Clôture de Wall Street : en forte hausse après une bonne surprise sur l'emploi US
Clôture de Wall Street : en forte hausse après une bonne surprise sur l'emploi US
Crédit photo © Reuters

(Boursier.com) — La Bourse de New York a fini la semaine en hausse, vendredi, saluant la publication de créations d'emplois nettement supérieures aux attentes en novembre aux Etats-Unis, assortie d'une nette amélioration du moral des ménages en décembre. Des chiffres qui ont rassuré sur la santé économique des Etats-Unis. Par ailleurs, Donald Trump a répété que les négociations commerciales entre Américains et Chinois avançaient bien, ce qui a entretenu les espoirs d'un accord. Le pétrole a progressé, alors que les pays de l'Opep+ se sont accordés pour réduire davantage leur production en 2020.

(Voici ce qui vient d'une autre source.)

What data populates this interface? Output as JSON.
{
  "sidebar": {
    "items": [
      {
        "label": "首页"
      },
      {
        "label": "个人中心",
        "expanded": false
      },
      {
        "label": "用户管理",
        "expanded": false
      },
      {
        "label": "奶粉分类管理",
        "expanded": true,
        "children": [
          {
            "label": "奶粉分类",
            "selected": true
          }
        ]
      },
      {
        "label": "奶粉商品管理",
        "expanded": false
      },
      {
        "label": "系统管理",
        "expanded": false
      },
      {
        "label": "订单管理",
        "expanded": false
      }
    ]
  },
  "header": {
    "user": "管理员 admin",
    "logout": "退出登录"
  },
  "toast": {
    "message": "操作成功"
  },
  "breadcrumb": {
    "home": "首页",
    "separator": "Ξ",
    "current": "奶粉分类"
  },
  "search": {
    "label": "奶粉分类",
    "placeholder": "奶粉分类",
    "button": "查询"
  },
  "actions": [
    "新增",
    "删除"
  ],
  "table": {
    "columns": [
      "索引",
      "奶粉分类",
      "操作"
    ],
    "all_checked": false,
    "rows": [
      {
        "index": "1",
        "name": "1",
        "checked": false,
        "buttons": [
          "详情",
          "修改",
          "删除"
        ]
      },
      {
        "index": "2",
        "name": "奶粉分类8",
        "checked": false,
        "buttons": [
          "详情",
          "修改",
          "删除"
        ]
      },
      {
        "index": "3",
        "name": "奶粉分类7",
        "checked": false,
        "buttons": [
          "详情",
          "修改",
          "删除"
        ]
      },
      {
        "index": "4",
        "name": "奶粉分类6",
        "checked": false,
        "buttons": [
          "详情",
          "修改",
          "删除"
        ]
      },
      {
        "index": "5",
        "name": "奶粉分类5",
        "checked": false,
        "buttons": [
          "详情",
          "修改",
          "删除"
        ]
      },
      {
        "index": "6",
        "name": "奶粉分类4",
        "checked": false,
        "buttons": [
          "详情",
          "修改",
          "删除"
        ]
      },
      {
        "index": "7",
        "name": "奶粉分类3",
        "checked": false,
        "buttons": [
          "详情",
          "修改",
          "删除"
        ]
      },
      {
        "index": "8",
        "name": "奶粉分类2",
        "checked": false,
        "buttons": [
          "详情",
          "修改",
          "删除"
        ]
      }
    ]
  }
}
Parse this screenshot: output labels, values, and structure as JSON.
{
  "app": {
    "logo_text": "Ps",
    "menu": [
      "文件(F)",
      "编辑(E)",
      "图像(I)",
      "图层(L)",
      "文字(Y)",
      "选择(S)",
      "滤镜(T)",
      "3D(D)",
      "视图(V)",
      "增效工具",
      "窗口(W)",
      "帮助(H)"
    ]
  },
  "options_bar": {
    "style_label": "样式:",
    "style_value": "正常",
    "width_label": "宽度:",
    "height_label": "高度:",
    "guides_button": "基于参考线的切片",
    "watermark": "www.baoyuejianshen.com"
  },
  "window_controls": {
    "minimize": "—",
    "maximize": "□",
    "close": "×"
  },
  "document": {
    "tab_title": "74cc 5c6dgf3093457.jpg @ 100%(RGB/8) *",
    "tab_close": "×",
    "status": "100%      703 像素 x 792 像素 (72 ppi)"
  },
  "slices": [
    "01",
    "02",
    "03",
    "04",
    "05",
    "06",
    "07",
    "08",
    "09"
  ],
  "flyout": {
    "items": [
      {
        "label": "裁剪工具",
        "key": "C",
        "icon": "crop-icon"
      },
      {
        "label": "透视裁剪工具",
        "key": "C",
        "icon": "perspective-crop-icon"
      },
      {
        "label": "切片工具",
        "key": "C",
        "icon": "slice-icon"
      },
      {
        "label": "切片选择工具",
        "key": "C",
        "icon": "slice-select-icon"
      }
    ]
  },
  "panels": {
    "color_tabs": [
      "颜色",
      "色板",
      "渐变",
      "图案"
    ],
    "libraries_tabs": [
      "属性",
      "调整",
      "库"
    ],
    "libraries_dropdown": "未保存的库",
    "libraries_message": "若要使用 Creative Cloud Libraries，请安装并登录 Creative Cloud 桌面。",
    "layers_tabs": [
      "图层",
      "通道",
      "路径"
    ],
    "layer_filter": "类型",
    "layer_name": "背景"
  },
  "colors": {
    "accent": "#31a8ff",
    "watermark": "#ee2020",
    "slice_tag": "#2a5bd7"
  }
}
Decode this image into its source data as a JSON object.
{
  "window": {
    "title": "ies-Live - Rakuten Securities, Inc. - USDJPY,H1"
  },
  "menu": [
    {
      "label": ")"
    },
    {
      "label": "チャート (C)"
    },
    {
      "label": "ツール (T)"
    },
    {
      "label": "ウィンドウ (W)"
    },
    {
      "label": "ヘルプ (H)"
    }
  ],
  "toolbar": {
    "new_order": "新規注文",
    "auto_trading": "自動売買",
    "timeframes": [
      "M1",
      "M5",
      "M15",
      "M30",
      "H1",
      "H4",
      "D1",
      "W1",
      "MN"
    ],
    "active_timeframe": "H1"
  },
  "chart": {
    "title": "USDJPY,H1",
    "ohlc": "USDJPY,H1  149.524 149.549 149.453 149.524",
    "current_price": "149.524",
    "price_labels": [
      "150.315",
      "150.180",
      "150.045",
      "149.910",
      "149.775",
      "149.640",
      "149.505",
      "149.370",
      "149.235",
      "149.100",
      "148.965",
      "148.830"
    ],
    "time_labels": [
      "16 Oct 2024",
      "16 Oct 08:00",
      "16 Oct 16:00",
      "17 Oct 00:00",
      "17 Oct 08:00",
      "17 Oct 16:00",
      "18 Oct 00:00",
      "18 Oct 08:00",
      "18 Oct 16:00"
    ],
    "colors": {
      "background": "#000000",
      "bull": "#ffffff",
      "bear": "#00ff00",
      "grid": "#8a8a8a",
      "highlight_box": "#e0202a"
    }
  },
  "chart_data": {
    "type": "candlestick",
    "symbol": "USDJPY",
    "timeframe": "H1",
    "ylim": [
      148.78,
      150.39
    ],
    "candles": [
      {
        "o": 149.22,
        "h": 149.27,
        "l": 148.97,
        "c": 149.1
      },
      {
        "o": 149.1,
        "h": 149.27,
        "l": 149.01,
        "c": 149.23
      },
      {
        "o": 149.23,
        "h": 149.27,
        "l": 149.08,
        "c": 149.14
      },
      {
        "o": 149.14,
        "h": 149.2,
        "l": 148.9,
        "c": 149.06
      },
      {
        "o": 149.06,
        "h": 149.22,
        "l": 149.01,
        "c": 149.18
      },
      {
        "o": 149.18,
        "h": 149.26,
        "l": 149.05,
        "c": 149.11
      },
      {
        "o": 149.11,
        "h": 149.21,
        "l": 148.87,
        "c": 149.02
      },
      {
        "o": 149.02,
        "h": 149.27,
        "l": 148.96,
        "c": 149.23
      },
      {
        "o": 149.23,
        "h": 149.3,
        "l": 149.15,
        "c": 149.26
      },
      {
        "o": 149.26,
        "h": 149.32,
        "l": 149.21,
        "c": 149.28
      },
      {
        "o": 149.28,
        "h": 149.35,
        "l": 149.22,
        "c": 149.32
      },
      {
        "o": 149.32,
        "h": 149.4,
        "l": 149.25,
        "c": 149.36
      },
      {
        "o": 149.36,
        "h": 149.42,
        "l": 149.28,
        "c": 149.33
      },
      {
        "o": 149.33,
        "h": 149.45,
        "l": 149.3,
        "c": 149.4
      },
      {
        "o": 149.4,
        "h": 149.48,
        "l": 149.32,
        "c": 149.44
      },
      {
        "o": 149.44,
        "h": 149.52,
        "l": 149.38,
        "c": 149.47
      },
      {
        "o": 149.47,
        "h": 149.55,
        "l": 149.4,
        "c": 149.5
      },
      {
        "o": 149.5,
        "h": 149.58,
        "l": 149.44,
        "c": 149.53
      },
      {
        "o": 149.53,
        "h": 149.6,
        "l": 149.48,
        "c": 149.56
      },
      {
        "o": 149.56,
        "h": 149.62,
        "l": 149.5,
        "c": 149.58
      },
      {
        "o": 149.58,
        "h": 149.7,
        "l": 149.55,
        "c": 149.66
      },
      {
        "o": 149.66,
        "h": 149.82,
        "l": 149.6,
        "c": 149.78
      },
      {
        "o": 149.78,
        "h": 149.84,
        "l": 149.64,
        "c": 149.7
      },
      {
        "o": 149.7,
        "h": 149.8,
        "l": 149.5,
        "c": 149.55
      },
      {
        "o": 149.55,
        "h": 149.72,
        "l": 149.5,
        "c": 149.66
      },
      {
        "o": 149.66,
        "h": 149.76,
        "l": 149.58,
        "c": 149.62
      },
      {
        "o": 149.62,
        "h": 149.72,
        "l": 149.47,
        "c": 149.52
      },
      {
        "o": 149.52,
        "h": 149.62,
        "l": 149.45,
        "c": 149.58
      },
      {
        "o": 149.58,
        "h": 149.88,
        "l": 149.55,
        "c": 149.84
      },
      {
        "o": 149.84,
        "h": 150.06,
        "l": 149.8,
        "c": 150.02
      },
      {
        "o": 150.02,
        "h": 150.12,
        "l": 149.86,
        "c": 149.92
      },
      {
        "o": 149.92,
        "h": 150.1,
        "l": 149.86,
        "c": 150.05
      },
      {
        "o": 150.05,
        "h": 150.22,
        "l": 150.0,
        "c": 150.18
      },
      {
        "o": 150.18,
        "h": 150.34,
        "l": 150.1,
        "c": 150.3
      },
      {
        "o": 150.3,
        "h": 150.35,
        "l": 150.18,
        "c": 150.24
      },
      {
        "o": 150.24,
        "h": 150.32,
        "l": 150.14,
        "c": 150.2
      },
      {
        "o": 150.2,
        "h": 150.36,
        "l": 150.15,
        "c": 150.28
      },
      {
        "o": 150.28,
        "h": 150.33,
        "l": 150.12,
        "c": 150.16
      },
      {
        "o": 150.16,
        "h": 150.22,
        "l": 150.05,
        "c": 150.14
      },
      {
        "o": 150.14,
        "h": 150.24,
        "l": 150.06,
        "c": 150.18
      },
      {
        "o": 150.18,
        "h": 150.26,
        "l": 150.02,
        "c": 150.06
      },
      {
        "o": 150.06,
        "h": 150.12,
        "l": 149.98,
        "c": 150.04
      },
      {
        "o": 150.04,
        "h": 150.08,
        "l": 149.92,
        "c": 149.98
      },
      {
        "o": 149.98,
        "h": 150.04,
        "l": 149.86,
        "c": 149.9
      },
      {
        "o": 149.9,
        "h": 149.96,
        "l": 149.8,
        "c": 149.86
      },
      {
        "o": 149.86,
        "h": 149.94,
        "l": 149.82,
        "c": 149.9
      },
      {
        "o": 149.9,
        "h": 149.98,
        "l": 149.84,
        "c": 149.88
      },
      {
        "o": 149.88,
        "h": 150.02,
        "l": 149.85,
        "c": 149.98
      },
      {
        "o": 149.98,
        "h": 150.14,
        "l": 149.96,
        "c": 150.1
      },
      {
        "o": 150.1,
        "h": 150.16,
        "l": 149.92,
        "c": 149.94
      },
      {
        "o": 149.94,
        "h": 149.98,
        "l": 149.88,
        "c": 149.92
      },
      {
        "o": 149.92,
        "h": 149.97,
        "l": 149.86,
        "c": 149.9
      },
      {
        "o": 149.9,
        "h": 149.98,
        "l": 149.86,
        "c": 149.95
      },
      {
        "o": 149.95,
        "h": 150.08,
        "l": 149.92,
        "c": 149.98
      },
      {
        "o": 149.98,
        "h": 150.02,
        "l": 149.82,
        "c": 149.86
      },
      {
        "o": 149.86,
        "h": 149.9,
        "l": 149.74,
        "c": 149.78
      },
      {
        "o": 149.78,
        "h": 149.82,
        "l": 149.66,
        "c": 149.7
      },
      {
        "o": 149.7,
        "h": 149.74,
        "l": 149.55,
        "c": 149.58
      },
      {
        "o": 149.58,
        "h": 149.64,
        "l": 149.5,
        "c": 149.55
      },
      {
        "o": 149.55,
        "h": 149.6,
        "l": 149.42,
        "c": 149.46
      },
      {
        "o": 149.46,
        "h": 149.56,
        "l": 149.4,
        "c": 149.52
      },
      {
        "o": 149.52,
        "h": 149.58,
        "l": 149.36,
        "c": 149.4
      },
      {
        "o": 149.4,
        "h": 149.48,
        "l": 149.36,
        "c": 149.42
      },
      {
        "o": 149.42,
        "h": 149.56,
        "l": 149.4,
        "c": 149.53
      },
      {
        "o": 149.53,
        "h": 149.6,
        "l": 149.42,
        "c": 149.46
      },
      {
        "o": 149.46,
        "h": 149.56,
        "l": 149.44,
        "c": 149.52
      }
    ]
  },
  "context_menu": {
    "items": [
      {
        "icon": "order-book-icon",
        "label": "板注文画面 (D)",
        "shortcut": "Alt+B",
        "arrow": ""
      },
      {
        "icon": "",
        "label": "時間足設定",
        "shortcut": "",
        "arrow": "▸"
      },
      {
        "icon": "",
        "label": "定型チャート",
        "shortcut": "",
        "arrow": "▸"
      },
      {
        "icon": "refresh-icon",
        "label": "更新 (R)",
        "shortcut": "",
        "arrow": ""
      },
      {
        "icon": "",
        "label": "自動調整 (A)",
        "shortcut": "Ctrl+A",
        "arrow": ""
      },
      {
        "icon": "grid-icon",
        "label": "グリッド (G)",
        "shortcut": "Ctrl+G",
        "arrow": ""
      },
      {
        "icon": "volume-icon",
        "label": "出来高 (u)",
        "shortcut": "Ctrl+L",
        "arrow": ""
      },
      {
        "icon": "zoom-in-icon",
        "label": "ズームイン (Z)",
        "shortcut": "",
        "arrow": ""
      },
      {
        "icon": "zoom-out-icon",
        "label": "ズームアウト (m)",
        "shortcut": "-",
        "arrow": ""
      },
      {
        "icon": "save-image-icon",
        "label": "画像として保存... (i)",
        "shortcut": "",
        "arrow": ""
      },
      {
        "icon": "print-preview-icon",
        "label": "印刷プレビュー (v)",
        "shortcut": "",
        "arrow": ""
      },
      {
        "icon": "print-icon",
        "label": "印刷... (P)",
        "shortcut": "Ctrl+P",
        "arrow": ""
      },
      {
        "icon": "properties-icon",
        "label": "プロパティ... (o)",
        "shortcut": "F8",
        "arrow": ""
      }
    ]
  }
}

A la clôture, l'indice Dow Jones a gagné 1,22% à 28.015 points, tandis que l'indice large S&P 500 a grimpé de 0,91% à 3.145 pts et que le Nasdaq Composite, riche en valeurs technologiques, s'est apprécié de 1% à 8.656 pts.

Grâce à ce "rally", les trois indices sont parvenus à effacer les pertes du début de la semaine, et finissent presque stables sur 5 séances (-0,1% pour le DJIA et le Nasdaq, +0,1% pour le S&P 500).

Un marché de l'emploi plus dynamique qu'attendu

Très attendus par les marchés, les chiffres de l'emploi en novembre outre-Atlantique sont donc ressortis plus solides que prévu. Le nombre de créations d'emplois a atteint 266.000 en novembre, contre 180.000 attendus par le consensus Refinitiv, et les chiffres de septembre et d'octobre ont en outre été revus en nette hausse (+41.000 sur les deux mois).

Le taux de chômage est, lui, retombé à 3,5% (-0,1 point) sous l'effet d'un taux de participation en légère baisse (-0,1 point à 63,2%). Ces bons chiffres sont en partie liés au retour au travail des salariés de General Motors, après leur grève historique de 40 jours, mais également à la solidité du secteur de la santé et des services. Quant aux salaires horaires, ils ont aussi augmenté plus vite que prévu, de 3,1% en novembre par rapport à novembre 2018.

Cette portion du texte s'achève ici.